PURPOSE: Chemodynamic therapy (CDT) has emerged as a promising cancer treatment strategy leveraging tumor microenvironment conditions to generate reactive oxygen species (ROS) through Fenton-type reactions. This study reports the synthesis, in-depth characterization, and biological evaluation of novel manganese-based zeolitic imidazolate framework (ZIF) nanoparticles, ie, Mn-rods, as a carrier-free potential CDT platform with exceptionally high manganese loading. METHODS: Mn-rods were synthesized through coordination of Mn(2+) ions with 2-methylimidazolate and characterized using transmission electron microscopy (TEM), Fourier-transform infrared spectroscopy (FTIR), and inductively coupled plasma optical emission spectroscopy (ICP-OES). Two human non-small cell lung cancer lines (A549 and Calu-3) were used to evaluate nanoparticle internalization and therapeutic response was assessed using cell viability assays, ROS generation measurements, and rescue experiments with pathway-specific inhibitors. RESULTS: The synthesized Mn-rods exhibited a rod-shaped morphology (226 ± 93 nm length x 26.5 ± 9.5 nm width) with an exceptional Mn(2+) loading of 50 wt.%, surpassing existing manganese-based systems. Both A549 and Calu-3 cells internalized Mn-rods, however, only A549 cells exhibited marked dose-dependent cell viability reduction, highlighting the influence of cellular phenotype on therapeutic response. Mechanistic studies suggest that Mn-rods induce ferroptosis-like cell death in A549 cells through lipid peroxidation and redox imbalance, independent of apoptosis, necroptosis and iron-mediated pathways.
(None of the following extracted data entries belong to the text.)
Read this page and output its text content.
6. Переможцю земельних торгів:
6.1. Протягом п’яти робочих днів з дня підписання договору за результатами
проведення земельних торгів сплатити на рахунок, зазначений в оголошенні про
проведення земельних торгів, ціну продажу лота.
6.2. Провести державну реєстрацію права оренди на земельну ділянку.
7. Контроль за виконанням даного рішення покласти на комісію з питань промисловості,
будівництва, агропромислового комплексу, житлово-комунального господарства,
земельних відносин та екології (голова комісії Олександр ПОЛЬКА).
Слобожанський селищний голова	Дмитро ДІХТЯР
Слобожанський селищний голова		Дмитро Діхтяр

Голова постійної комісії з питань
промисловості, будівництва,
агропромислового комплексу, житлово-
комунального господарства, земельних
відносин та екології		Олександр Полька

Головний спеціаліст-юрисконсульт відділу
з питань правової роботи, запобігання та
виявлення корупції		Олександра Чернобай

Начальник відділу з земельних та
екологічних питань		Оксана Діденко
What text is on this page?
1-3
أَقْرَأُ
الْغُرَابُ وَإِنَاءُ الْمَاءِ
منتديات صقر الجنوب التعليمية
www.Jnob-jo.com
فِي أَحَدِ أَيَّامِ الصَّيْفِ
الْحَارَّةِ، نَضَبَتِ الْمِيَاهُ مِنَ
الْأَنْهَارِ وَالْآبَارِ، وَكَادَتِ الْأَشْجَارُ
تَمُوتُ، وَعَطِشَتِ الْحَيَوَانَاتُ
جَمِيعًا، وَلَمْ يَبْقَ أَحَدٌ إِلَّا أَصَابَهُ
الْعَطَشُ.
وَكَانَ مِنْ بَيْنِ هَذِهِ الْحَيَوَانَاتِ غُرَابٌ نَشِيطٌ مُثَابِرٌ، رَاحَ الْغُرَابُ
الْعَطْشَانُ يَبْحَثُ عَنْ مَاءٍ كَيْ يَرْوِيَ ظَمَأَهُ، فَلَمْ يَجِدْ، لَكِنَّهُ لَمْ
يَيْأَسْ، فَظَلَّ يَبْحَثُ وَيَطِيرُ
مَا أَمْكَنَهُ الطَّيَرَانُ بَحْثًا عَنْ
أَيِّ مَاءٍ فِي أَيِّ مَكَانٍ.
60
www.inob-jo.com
Rescue experiments with ferroptosis inhibitors (ferrostatin-1 and liproxstatin-1) confirmed the lipid ROS-driven mechanism, further supported by increased intracellular ROS levels and progressive membrane damage. CONCLUSION: These findings establish Mn-rods as potent CDT agents whose efficacy is dictated by tumor cell oxidative vulnerability. Understanding such cell-specific responses is critical for optimizing nanoparticle design and tailoring therapeutic strategies in heterogeneous tumor environments. Future studies should extend these investigations across diverse cancer models to refine their translational potential.